Эту обидную мысль я долго мусолила на разные лады. Напала на меня и странная болезнь – вдруг поднялась высокая температура, и все тело стало точно расслабленное: я не владела им, не могла встать, взять в руки ложку, зачерпнуть воды, удержать яблоко.
Обрушившись сплошной стеной, ливень лил натурально как из ведра – целые сутки. Когда он перестал, полегчало и мне до того, что я смогла выйти из дома. Огня не было. Непонятно, куда исчезала вода, – от таких осадков должна была разлиться наша речка. Но случилось лишь то, что у дачников слегка затопило грядки. Впоследствии я узнала: чтобы потушить квадратный метр торфяного пожара, нужна целая тонна воды.
Чудо было таким невероятным, что я отказывалась верить в него, решила, что произошла удивительная случайность. Я дошла до речки, на высоком берегу сидели те самые пацанята, которые спрашивали «а что это вы тут делаете?», когда мы с Ольгой Ивановной шагали крестным ходом. Пацанята, завидев меня издалека, стали толкать друг друга, мол, вон она… И когда я проходила мимо, хором радостно воскликнули:
– Здравствуйте!
Потом соло выступил Степка:
– А видите, как Бог помог…
Компания глядела на меня широко открытыми глазами.
– Да? – удивилась я. – Здорово! – и стала спускаться вниз, к речке.
Внизу снова подступил приступ тошноты. Я развернулась и стала карабкаться по тропинке наверх. Компания следила за мной с интересом. Степка внятнее стал доносить мысль:
– А вот видите, какой ливень вдруг пошел, что весь огонь затушил…
– Здорово! – ответила я.
– Это вы домолились, – сказал другой.
– Вдруг полил, ниоткуда взялся! – сказал Степка. – А мы не верили.
– Да? Нет, верить надо обязательно… – Я согласилась с мыслью и пошла домой.
Прошла мимо дома Ольги Ивановны, но даже желания не возникло зайти к ней и разузнать про внезапный ливень.
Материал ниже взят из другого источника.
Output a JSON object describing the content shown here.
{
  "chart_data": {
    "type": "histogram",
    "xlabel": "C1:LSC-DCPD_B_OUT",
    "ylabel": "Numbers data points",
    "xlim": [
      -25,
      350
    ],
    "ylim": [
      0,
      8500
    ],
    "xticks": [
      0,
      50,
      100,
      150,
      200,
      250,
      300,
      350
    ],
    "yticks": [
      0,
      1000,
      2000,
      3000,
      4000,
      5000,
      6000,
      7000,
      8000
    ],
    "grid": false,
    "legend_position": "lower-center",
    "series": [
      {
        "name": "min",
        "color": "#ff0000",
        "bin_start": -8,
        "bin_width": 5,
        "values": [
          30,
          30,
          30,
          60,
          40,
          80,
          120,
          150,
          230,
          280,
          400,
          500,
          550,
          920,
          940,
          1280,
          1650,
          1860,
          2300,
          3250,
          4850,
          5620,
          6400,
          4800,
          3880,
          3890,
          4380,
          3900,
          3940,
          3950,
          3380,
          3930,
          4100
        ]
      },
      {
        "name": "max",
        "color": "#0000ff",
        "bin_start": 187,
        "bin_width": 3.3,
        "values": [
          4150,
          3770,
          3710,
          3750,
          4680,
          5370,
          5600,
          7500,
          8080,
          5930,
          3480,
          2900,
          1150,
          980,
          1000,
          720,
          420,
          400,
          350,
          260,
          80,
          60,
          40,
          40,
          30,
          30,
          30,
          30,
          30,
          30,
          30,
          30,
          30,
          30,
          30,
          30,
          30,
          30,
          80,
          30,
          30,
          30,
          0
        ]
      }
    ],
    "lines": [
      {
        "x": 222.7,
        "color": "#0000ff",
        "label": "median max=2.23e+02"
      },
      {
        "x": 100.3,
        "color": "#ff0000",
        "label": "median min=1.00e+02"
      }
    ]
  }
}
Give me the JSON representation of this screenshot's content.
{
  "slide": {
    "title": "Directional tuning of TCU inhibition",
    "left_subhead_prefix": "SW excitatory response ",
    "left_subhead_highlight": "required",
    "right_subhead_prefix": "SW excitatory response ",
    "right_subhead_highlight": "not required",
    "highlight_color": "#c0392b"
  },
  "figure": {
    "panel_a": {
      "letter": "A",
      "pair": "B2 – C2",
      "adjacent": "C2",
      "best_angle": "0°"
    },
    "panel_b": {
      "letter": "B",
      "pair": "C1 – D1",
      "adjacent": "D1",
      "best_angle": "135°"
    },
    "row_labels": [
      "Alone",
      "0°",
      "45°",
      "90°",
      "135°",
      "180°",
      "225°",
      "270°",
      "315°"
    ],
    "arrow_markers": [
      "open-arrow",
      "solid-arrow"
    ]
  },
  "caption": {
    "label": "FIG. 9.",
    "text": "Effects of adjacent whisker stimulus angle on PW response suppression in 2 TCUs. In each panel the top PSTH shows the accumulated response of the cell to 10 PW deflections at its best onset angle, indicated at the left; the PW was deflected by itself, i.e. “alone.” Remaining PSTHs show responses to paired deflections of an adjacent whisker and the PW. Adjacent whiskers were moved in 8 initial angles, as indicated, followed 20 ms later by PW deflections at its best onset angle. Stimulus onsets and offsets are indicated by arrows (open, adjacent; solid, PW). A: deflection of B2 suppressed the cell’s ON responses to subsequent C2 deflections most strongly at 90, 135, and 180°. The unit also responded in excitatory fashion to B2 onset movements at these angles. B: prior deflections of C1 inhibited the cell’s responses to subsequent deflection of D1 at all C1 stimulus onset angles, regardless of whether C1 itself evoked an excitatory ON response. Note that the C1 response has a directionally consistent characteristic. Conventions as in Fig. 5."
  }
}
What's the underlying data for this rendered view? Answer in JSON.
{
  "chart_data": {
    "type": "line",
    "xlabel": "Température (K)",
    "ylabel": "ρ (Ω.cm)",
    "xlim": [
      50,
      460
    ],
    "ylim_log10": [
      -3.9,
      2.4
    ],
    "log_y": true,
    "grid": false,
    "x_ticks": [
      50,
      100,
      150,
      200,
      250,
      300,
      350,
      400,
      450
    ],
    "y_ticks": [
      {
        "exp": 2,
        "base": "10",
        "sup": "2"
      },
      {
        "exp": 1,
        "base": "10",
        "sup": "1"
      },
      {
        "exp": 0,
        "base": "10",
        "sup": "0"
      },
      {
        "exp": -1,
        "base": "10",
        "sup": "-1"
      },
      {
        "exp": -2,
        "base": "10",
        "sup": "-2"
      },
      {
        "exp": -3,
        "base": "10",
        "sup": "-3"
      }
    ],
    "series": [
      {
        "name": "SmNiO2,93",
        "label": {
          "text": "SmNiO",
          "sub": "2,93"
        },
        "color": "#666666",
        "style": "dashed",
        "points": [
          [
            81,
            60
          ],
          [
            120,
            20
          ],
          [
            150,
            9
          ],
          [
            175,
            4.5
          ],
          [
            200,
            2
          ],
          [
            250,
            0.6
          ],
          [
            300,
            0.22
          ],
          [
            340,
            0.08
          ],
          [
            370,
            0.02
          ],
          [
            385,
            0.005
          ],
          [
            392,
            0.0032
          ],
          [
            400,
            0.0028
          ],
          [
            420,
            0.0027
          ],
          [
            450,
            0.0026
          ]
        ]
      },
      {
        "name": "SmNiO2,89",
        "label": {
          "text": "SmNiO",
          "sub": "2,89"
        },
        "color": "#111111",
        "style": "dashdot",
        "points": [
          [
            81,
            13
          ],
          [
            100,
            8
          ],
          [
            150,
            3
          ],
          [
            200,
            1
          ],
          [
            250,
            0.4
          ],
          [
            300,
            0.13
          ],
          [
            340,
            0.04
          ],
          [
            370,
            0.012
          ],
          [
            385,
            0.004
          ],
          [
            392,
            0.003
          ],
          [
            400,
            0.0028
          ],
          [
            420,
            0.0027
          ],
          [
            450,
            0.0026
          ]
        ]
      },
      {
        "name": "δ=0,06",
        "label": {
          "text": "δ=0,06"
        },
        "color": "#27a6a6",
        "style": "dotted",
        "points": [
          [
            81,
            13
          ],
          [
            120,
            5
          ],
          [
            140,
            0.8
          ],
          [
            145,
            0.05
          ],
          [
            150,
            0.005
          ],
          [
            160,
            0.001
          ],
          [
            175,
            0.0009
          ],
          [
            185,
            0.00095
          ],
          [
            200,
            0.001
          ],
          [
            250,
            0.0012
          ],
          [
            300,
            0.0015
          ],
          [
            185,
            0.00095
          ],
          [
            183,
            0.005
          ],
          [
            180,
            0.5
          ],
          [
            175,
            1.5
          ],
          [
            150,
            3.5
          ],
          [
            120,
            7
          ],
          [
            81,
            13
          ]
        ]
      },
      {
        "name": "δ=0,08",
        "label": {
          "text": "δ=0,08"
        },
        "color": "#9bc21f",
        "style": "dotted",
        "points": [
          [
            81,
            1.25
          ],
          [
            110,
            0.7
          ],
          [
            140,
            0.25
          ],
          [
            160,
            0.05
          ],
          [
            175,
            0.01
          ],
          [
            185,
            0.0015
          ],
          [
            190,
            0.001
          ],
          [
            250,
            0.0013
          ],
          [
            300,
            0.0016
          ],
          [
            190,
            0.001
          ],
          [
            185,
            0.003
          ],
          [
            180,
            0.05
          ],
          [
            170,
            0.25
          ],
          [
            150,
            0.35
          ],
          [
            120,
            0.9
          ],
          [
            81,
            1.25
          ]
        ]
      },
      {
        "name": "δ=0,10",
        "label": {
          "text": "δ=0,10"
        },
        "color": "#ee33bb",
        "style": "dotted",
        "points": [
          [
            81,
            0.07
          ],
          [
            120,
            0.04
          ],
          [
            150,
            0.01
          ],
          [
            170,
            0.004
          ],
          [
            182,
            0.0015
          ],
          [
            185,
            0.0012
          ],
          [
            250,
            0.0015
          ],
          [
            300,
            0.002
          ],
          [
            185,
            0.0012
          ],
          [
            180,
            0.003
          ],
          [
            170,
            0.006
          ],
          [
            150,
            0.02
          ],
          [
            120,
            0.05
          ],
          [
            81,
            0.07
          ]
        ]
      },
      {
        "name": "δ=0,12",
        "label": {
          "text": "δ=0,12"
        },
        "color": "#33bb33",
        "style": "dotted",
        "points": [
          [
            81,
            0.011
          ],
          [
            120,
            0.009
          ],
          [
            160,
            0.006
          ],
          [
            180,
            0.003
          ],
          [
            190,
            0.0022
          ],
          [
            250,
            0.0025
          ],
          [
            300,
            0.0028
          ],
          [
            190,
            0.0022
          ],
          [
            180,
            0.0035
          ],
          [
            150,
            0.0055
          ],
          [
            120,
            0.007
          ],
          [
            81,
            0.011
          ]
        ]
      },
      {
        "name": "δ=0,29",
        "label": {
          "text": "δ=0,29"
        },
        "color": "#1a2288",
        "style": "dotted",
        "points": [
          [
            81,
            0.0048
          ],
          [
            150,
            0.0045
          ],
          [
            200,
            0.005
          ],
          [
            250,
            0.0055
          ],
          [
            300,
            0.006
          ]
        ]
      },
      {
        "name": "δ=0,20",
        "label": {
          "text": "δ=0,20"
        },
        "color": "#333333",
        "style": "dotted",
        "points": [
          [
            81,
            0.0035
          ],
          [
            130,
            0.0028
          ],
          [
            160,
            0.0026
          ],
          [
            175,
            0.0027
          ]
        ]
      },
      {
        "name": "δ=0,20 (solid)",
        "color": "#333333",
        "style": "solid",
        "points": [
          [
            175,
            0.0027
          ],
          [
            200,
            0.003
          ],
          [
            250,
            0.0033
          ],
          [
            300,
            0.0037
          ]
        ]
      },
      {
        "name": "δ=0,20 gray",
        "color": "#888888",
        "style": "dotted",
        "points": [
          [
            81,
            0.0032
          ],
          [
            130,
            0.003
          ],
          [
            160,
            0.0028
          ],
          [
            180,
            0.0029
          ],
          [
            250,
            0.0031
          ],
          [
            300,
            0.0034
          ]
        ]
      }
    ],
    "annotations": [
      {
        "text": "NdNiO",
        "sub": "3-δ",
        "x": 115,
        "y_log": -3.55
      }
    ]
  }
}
Еще три дня я пролежала с температурой, с лицом землистого цвета. Но хворь тела была несравнима с муками напавшего на душу уныния. Невозможно было молиться и даже просто думать о чем-то хорошем. Был момент, когда захотелось утопиться в речке, хорошо, что я была не в силах идти дальше обеденного стола.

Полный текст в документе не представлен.